I guess you are entitled to feel however you want, but feeling something is different from choosing to say it in public, and when you do choose to say in public that what you feel when you look at the cover is artistic appreciation of surgeons' work, rather than empathy, that harshes my buzz a bit.
Autonomy and Terror
What every person who transitions does, whether or not they are a public figure, is lose autonomy. That's in the short term. The hope is that in the long term we will achieve greater autonomy and a stronger sense of self. But in the short term, there's constant misgendering, there's getting called "it", there's struggling with dehumanizing administrative processes in order to have a valid driver's license and hold a job, there's being rejected for jobs out of hand, there's doctors, there's therapists, some of whom help and some of whom can't see beyond their own fears. I promise you that while this process is easier the more social privilege you have, no trans person has enough privilege to escape it.

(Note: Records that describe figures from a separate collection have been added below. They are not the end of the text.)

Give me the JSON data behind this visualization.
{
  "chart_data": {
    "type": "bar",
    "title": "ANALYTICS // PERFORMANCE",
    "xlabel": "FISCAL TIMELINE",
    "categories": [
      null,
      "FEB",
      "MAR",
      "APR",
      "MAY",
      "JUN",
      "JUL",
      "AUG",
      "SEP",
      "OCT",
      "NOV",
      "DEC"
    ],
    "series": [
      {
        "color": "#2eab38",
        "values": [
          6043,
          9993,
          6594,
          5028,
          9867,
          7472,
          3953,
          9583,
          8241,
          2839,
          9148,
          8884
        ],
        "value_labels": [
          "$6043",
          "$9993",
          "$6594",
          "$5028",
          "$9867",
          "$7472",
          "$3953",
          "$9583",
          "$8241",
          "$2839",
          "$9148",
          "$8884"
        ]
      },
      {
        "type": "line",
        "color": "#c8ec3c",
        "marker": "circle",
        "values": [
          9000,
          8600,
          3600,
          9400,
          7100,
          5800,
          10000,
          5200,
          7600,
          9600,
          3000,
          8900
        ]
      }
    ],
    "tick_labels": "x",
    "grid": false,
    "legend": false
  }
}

Cis people, it's your job to create a world where we as trans people don't have to be afraid of you. We have many reasons to be afraid of you. A relatively minor but important one is this: you have the power to drown out an inner voice inside us that says, "Hey, maybe I could look like me, too!" with your own voice saying "We're always just going to see you as raw material." You have the power to make somebody just that much more
afraid to take the steps needed to look like their own self. You can do better: when a famous person or maybe just a person important in your life comes out as trans, ask yourself: "Does the world really need to hear my hot take?" Please try not to drown out trans people's recognition of self with your ogling of the other.
Fellow trans people, it's a valid choice to transition in order to reclaim some dignity,
and it is a valid choice to not transition -- to not transition at all or to transition in a way that doesn't follow the coming-out-to-everybody-you-know narrative -- in order to preserve your dignity. It's a valid choice to decide that one of the two binary genders fits you better than the one you were assigned at birth and to let people know that. It's also a valid choice to decide that because your gender matches neither binary option, there is no broadly legible end point for you to transition to.
I want to say that I love you no matter how you choose to navigate and manage being trans, even if I don't even know you're the gender that you are because of how you navigate your experience of gender. I wish it was easier to manage one's own experience of one's body and self without the crushing weight of very justified fears. But I know the way for me to deal with that wish isn't to expect individuals to be more public and be more out. That's just what the oppressor wants me to think. Reading things that cis people say about Caitlyn Jenner, as with the things they've said about every trans public figure who has come out as trans in this century so far, is nothing if not a reminder to myself to treat every other trans person as if they are at least as complex as I am and at least as deserving of space in which to apprehend their own complexity.